Kommentar: Vorbildlich mit Tempo 30
■ Die Regel ist da, es fehlt die Akzeptanz
Berlin ist eine Tempo-30-Stadt – und keiner hat's gemerkt. Die Autos poltern übers Kopfsteinpflaster in Prenzlauer Berg und brausen Richtung Alex. Eine autofreundlichere Großstadt als Berlin gibt es in Deutschland nicht.

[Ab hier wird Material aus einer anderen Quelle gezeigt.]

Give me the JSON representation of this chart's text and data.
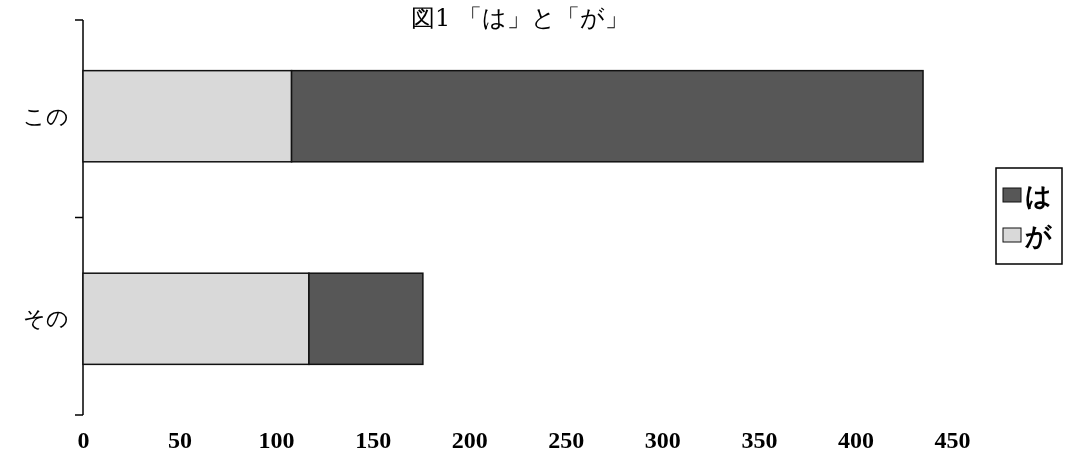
{
  "chart_data": {
    "type": "bar",
    "orientation": "horizontal",
    "stacked": true,
    "title": "図1 「は」と「が」",
    "categories": [
      "この",
      "その"
    ],
    "series": [
      {
        "name": "が",
        "color": "#d9d9d9",
        "values": [
          108,
          117
        ]
      },
      {
        "name": "は",
        "color": "#575757",
        "values": [
          327,
          59
        ]
      }
    ],
    "xlim": [
      0,
      450
    ],
    "xticks": [
      0,
      50,
      100,
      150,
      200,
      250,
      300,
      350,
      400,
      450
    ],
    "grid": false,
    "legend": "right"
  }
}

Daher dachten alle, nach den rot-grünen Koalitionsbeschlüssen bricht in der Verkehrsverwaltung Hektik aus. Denn jetzt geht es den Autofahrern an den Kragen. Pustekuchen. Ausgerechnet der Autoanhänger Klemann kann sich auf die Schulter klopfen: Die Hauptstadt ist in Sachen Tempo 30 vorbildlich. Daß die Stadt diese Regelung nicht Klemann, sondern dem rot-grünen Vorgängersenat zu verdanken hat, wird gerne verschwiegen.

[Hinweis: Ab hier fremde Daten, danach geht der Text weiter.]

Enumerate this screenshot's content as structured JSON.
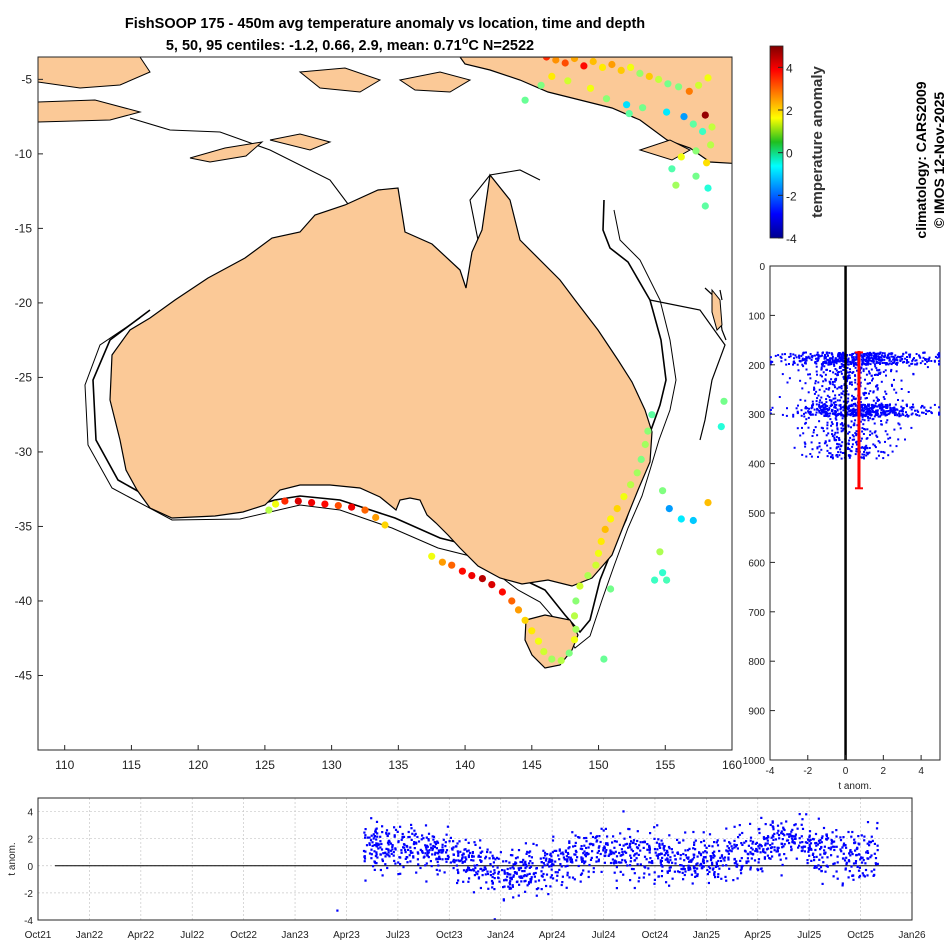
{
  "figure": {
    "title_line1": "FishSOOP 175 - 450m avg temperature anomaly vs location, time and depth",
    "title_line2_pre": "5, 50, 95 centiles: -1.2, 0.66, 2.9, mean: 0.71",
    "title_line2_sup": "o",
    "title_line2_post": "C N=2522",
    "side_line1": "climatology: CARS2009",
    "side_line2": "© IMOS 12-Nov-2025",
    "colorbar_label": "temperature anomaly",
    "colorbar_ticks": [
      "4",
      "2",
      "0",
      "-2",
      "-4"
    ],
    "colors": {
      "land": "#fbc997",
      "coast": "#000000",
      "scatter_blue": "#0000ff",
      "mean_bar": "#ff0000"
    }
  },
  "chart_data": [
    {
      "type": "scatter",
      "panel": "map",
      "title": "FishSOOP 175 - 450m avg temperature anomaly vs location, time and depth",
      "xlabel": "",
      "ylabel": "",
      "xlim": [
        108,
        160
      ],
      "ylim": [
        -50,
        -3.5
      ],
      "x_ticks": [
        "110",
        "115",
        "120",
        "125",
        "130",
        "135",
        "140",
        "145",
        "150",
        "155",
        "160"
      ],
      "y_ticks": [
        "-5",
        "-10",
        "-15",
        "-20",
        "-25",
        "-30",
        "-35",
        "-40",
        "-45"
      ],
      "colorscale": "jet",
      "clim": [
        -4,
        5
      ],
      "points": [
        [
          126.5,
          -33.3,
          3.5
        ],
        [
          127.5,
          -33.3,
          4.2
        ],
        [
          128.5,
          -33.4,
          4
        ],
        [
          129.5,
          -33.5,
          3.8
        ],
        [
          130.5,
          -33.6,
          3.2
        ],
        [
          131.5,
          -33.7,
          4
        ],
        [
          132.5,
          -33.9,
          3
        ],
        [
          133.3,
          -34.4,
          2.5
        ],
        [
          134,
          -34.9,
          2
        ],
        [
          125.3,
          -33.9,
          1
        ],
        [
          125.8,
          -33.5,
          1.5
        ],
        [
          137.5,
          -37,
          1.5
        ],
        [
          138.3,
          -37.4,
          2.5
        ],
        [
          139,
          -37.6,
          3
        ],
        [
          139.8,
          -38,
          3.8
        ],
        [
          140.5,
          -38.3,
          4
        ],
        [
          141.3,
          -38.5,
          4.5
        ],
        [
          142,
          -38.9,
          4.2
        ],
        [
          142.8,
          -39.4,
          3.8
        ],
        [
          143.5,
          -40,
          3
        ],
        [
          144,
          -40.6,
          2.5
        ],
        [
          144.5,
          -41.3,
          2
        ],
        [
          145,
          -42,
          1.8
        ],
        [
          145.5,
          -42.7,
          1.5
        ],
        [
          145.9,
          -43.4,
          1.2
        ],
        [
          146.5,
          -43.9,
          0.8
        ],
        [
          147.2,
          -44,
          1
        ],
        [
          147.8,
          -43.5,
          0.5
        ],
        [
          148.2,
          -42.6,
          1.5
        ],
        [
          148.3,
          -41.9,
          0.8
        ],
        [
          148.2,
          -41,
          1
        ],
        [
          148.3,
          -40,
          0.6
        ],
        [
          148.6,
          -39,
          1.2
        ],
        [
          149.2,
          -38.3,
          0.9
        ],
        [
          149.8,
          -37.6,
          1.2
        ],
        [
          150,
          -36.8,
          1.5
        ],
        [
          150.2,
          -36,
          1.8
        ],
        [
          150.5,
          -35.2,
          2.2
        ],
        [
          150.9,
          -34.5,
          1.7
        ],
        [
          151.4,
          -33.8,
          2
        ],
        [
          151.9,
          -33,
          1.5
        ],
        [
          152.4,
          -32.2,
          1
        ],
        [
          152.9,
          -31.4,
          0.8
        ],
        [
          153.2,
          -30.5,
          0.5
        ],
        [
          153.5,
          -29.5,
          0.8
        ],
        [
          153.7,
          -28.6,
          0.6
        ],
        [
          154,
          -27.5,
          0.2
        ],
        [
          154.8,
          -32.6,
          0.5
        ],
        [
          155.3,
          -33.8,
          -1.5
        ],
        [
          156.2,
          -34.5,
          -0.8
        ],
        [
          157.1,
          -34.6,
          -1.1
        ],
        [
          154.6,
          -36.7,
          0.9
        ],
        [
          154.8,
          -38.1,
          -0.2
        ],
        [
          154.2,
          -38.6,
          -0.1
        ],
        [
          155.1,
          -38.6,
          0
        ],
        [
          158.2,
          -33.4,
          2.2
        ],
        [
          159.4,
          -26.6,
          0.4
        ],
        [
          159.2,
          -28.3,
          -0.3
        ],
        [
          150.9,
          -39.2,
          0.4
        ],
        [
          150.4,
          -43.9,
          0.3
        ],
        [
          146.1,
          -3.5,
          3.5
        ],
        [
          146.8,
          -3.7,
          2.6
        ],
        [
          147.5,
          -3.9,
          3.2
        ],
        [
          148.2,
          -3.6,
          2.4
        ],
        [
          148.9,
          -4.1,
          3.8
        ],
        [
          149.6,
          -3.8,
          2.2
        ],
        [
          150.3,
          -4.2,
          1.8
        ],
        [
          151,
          -4,
          2.5
        ],
        [
          151.7,
          -4.4,
          2.1
        ],
        [
          152.4,
          -4.2,
          1.5
        ],
        [
          153.1,
          -4.6,
          0.7
        ],
        [
          153.8,
          -4.8,
          2.1
        ],
        [
          154.5,
          -5,
          1.1
        ],
        [
          155.2,
          -5.3,
          0.4
        ],
        [
          156,
          -5.5,
          0.5
        ],
        [
          156.8,
          -5.8,
          2.8
        ],
        [
          157.5,
          -5.4,
          1.2
        ],
        [
          158.2,
          -4.9,
          1.5
        ],
        [
          146.5,
          -4.8,
          1.8
        ],
        [
          147.7,
          -5.1,
          1.2
        ],
        [
          149.4,
          -5.6,
          1.5
        ],
        [
          150.6,
          -6.3,
          0.6
        ],
        [
          152.1,
          -6.7,
          -0.9
        ],
        [
          152.3,
          -7.3,
          0.2
        ],
        [
          153.3,
          -6.9,
          0.4
        ],
        [
          155.1,
          -7.2,
          -0.8
        ],
        [
          156.4,
          -7.5,
          -1.5
        ],
        [
          157.1,
          -8,
          0.2
        ],
        [
          158,
          -7.4,
          4.8
        ],
        [
          158.5,
          -8.2,
          1.1
        ],
        [
          157.8,
          -8.5,
          -0.1
        ],
        [
          158.4,
          -9.4,
          1
        ],
        [
          157.3,
          -9.8,
          0.6
        ],
        [
          156.2,
          -10.2,
          1.5
        ],
        [
          158.1,
          -10.6,
          1.9
        ],
        [
          155.5,
          -11,
          0.1
        ],
        [
          157.3,
          -11.5,
          0.4
        ],
        [
          155.8,
          -12.1,
          0.8
        ],
        [
          158.2,
          -12.3,
          -0.3
        ],
        [
          158,
          -13.5,
          0.2
        ],
        [
          145.7,
          -5.4,
          0.5
        ],
        [
          144.5,
          -6.4,
          0.3
        ]
      ]
    },
    {
      "type": "scatter",
      "panel": "depth",
      "xlabel": "t anom.",
      "ylabel": "",
      "xlim": [
        -4,
        5
      ],
      "ylim": [
        0,
        1000
      ],
      "y_reversed": true,
      "x_ticks": [
        "-4",
        "-2",
        "0",
        "2",
        "4"
      ],
      "y_ticks": [
        "0",
        "100",
        "200",
        "300",
        "400",
        "500",
        "600",
        "700",
        "800",
        "900",
        "1000"
      ],
      "clusters": [
        {
          "depth_range": [
            175,
            200
          ],
          "x_mean": 0.6,
          "x_sd": 1.9
        },
        {
          "depth_range": [
            200,
            280
          ],
          "x_mean": 0.3,
          "x_sd": 1.3
        },
        {
          "depth_range": [
            280,
            305
          ],
          "x_mean": 0.8,
          "x_sd": 1.8
        },
        {
          "depth_range": [
            305,
            390
          ],
          "x_mean": 0.2,
          "x_sd": 1.2
        }
      ],
      "mean_profile": {
        "x": 0.71,
        "depth_top": 175,
        "depth_bottom": 450
      }
    },
    {
      "type": "scatter",
      "panel": "time",
      "xlabel": "",
      "ylabel": "t anom.",
      "xlim": [
        "2021-10",
        "2026-01"
      ],
      "ylim": [
        -4,
        5
      ],
      "x_ticks": [
        "Oct21",
        "Jan22",
        "Apr22",
        "Jul22",
        "Oct22",
        "Jan23",
        "Apr23",
        "Jul23",
        "Oct23",
        "Jan24",
        "Apr24",
        "Jul24",
        "Oct24",
        "Jan25",
        "Apr25",
        "Jul25",
        "Oct25",
        "Jan26"
      ],
      "y_ticks": [
        "4",
        "2",
        "0",
        "-2",
        "-4"
      ],
      "trend": [
        [
          "2023-05",
          1.4
        ],
        [
          "2023-08",
          1.3
        ],
        [
          "2023-10",
          1.0
        ],
        [
          "2023-12",
          0.0
        ],
        [
          "2024-01",
          -0.8
        ],
        [
          "2024-03",
          -0.4
        ],
        [
          "2024-05",
          0.5
        ],
        [
          "2024-07",
          1.3
        ],
        [
          "2024-09",
          0.8
        ],
        [
          "2024-11",
          0.3
        ],
        [
          "2025-01",
          0.5
        ],
        [
          "2025-03",
          1.0
        ],
        [
          "2025-05",
          1.6
        ],
        [
          "2025-06",
          2.0
        ],
        [
          "2025-08",
          1.0
        ],
        [
          "2025-10",
          0.6
        ],
        [
          "2025-11",
          1.1
        ]
      ],
      "isolated_points": [
        [
          "2023-03-15",
          -3.3
        ]
      ]
    }
  ]
}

Ratlos fragen sich jetzt jedoch die Gegner der Raserei: Was hat Tempo 30 denn eigentlich gebracht? Bleibt die erhoffte Wende in der Verkehrspolitik trotz neuer Bundesregierung aus? Wer an Tempo 30 als Allheilmittel geglaubt hat, liegt falsch. Die neue Regel bildet nur ein kleines Mosaikstück in einem Gesamtkonzept. Mit Tempo 30 reduziert sich weder die Zahl der Autos, noch bringt es einen Umschwung in Richtung öffentlicher Nahverkehr. Bislang ist nur eines erwiesen: In Tempo-30- Zonen passieren weniger Unfälle – und wenigstens in diesen Straßen fahren Autofahrer mit 50 Stundenkilometern und nicht mit 70, wie auf den Hauptverkehrsstraßen.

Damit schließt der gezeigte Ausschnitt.